I know this may sound a little blunt but I think it's best you focus on your 8 month old and leave the 11 year old to his dad. It's obvious his family has issues with his weight and are not doing much to help. Here you are trying so hard and you're getting very little appreciation or respect.

Also his father should not be yelling at you. You're not a child and even children deserve more respect. His son doesn't respect you because he doesn't respect you.

How far are you from a degree? You can go anywhere in this country with a nursing degree and find work. Give him time to shape up and if he doesn't, LEAVE HIM. You are too young to lock yourself down to a situation like this. The world is still yours, even with a baby!

don't waste the pretty years

Hollie

B.K.

answers from Pittsburgh on

Hi J.. Welcome to the Tween years. It's not just you. 11 is the beginning of the teens now and they are just as moody and full of all those wonderful teen issues.

Do yourself a favor and drop the "healthy food choices" and "get more active" talk now! Kids are very sensitive and any reference to weight is going to be taken as an insult and very personally. If you want to help him with his weight do it silently and gradulally. Just add healthy things to the house and diet without saying anything. Come up with activities that you can do together that get all of you away from the tv, computer or viedo games. Ask your fiance if his son likes to partispate in any sports and see if he wants to play in your local Althelic Association or on a school team. Signups for baseball are done for this season, (they are usually in FEB.) But soccer for the fall will be going on in June (at leaset in our area) basketball sign-ups are usually right after school starts. I'm not sure about football.

Don't give up. All kids have good and bad days, maybe he is afraid that you are going to walk away from him. Does his see is Mother at all?

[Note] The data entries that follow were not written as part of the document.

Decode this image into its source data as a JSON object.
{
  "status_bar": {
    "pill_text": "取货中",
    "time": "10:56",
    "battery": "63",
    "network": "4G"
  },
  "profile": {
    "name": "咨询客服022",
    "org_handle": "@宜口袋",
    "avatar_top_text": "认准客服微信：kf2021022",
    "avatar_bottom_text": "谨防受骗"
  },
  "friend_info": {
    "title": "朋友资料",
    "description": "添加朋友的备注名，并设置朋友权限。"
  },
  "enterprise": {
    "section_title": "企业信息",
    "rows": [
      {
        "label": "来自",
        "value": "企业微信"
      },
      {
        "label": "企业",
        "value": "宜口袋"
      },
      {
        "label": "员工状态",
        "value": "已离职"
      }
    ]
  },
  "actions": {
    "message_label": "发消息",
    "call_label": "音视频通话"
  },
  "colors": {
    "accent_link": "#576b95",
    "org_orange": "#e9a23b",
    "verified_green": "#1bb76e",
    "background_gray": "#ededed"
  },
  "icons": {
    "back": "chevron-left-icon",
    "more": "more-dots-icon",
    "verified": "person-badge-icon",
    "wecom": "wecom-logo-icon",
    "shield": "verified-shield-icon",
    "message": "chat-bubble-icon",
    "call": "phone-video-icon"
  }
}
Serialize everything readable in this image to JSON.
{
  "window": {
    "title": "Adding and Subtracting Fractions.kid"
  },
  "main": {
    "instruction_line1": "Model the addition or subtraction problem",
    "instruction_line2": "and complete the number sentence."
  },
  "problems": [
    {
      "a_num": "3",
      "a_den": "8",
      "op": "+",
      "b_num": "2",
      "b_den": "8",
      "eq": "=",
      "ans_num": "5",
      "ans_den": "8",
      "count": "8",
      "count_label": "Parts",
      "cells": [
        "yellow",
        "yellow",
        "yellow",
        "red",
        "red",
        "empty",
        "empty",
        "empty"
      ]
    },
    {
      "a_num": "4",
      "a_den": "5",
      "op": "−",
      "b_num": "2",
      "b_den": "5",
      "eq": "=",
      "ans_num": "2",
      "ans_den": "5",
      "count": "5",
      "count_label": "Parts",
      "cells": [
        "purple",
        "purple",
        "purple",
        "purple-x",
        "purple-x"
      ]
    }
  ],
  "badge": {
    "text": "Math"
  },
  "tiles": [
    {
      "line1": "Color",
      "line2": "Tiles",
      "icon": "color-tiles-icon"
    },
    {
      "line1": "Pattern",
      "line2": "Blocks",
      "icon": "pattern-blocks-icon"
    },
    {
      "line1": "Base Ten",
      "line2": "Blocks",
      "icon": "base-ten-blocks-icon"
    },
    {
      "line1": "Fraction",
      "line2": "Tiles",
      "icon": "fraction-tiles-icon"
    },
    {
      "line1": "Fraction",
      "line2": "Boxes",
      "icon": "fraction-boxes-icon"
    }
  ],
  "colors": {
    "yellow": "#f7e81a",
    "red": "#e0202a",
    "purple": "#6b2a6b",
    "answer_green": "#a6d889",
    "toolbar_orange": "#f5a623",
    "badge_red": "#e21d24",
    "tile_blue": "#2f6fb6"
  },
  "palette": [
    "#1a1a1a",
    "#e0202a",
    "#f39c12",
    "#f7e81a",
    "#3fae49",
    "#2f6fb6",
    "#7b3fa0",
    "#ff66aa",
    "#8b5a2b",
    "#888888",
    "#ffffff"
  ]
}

If she doesn't that might be a big part of the trouble. He may be going through some very hard abandonment issues. Keep your rules simple, punishment consistant, make sure he knows you notice when he is being cooperative. If it contiunues to be a problem then you might want to seek some counciling...either him alone or all three of you together. Don't fight about him with your fiance when the boy is home and can hear you!! That could just make matter worse and convince him that you hate him and are just ready to be the "evil step-mother" that we all know of from the many fairy tales we grow up with. Good luck & best wishes.